Like so much of Chapter Two, though, that final confrontation nags at the brain. Sure, it needs to feel like an epic finale, but I’m not quite sure it requires a big, weightless, relentless CGI display that turns this into a quippy, whiz-bang spectacle that you might see in any given summer blockbuster. At times, the finale threatens to unmoor the proceedings from those emotional stakes with unneeded jokes that mistake forced humor for levity. Muschietti does rebound nicely enough with a tender coda that captures the intimacy of the novel, all while sacrificing the apocalyptic vibe of it. Anyone hoping to see the legendary town flood that symbolically purifies Derry will be left disappointed; anyone who’s unaware that it’s missing in the first place will once again chalk this criticism up to more nitpicking, which might, again be fair.

The same can be said of the other omissions that left me reeling, such as the subplot where Beverly’s psychotic, abusive husband (Will Beinbrink) tracks her to Derry. Likewise, we only glimpse Bill’s wife Audra (Jess Weixler) during an early scene and never again, which leaves his discovery of his childhood bike without the expected payoff. Obviously, this is another case of streamlining an unwieldy text, but these two particular subplots add that crucial weight of consequences and responsibility to the adult portions of the book that the movie is seemingly trying to sprint away from.

But, again, I get it: to truly, faithfully adapt It and retain all the crucial stuff (like the deep, exhaustive lore surrounding Derry that got quick shout-outs in the first film), you’d need a different format altogether, like a premium cable series that could stretch on for several seasons. In the interest of not pining for something that simply doesn’t exist, I’ll simply tip my cap to what Muschietti and crew did pull off, especially since WB didn’t exactly break the bank for the first film since it apparently had no idea this was going to be such a hit. For what it is, this It duology is largely successful; back in 2017, I kind of punted on the first film by insisting I’d need to see if Muschietti stuck the landing and consider the effort as a whole.

Now that it’s possible, I feel confident in considering this to be one of the more respectable efforts at adapting King’s work. When these movies sing, they really sing with moments of sublime terror and heartwarming humanity, all while trying to appease those of us who grew up compulsively reading the author’s work (this one even works in one of the best King cameos ever, one that completely justifies the otherwise gratuitous scene where Bill stumbles upon Silver). Granted, there’s a lot of back-and-forth like that, especially with Chapter Two, a film that hits and misses as it takes its big, ambitious swing. I can’t help but admire such ambition, even if I wish the final product felt a little more substantial.
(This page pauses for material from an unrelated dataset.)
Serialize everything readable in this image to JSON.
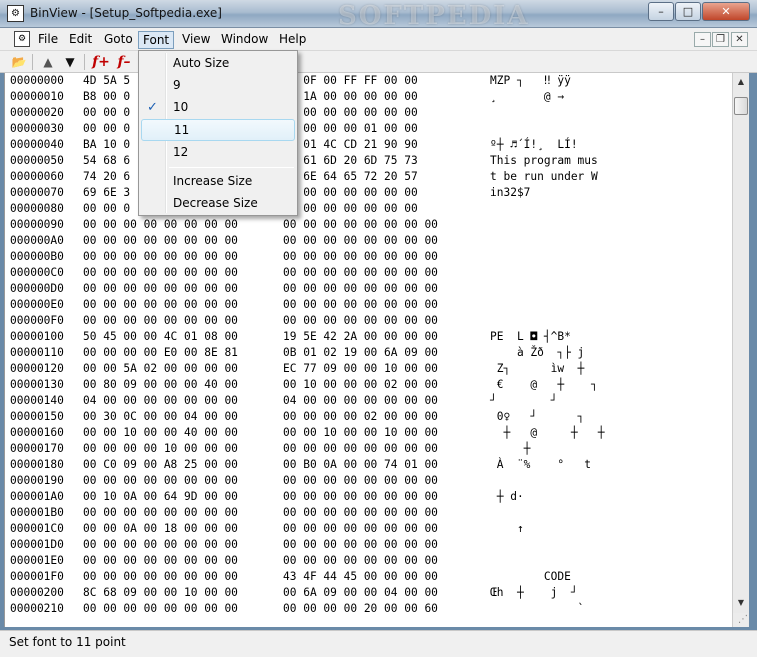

It’s true that I would easily watch Muschietti’s longer supercut of It because, again, these films are easy to watch. In fact, the second entry might be too easy to watch: if the first film was a funhouse ride, then this one should have been the sobering return to a childhood haunt, where you uncover the unseemly, sketchy elements that you never quite grasped when you were younger. Instead, Muschietti is content to simply content to hastily shuffle you back aboard with the hopes that the old thrills are still potent enough to distract you. They mostly are, but you still can’t help but want to peek beyond the cheap exteriors in search of something more legitimately horrifying.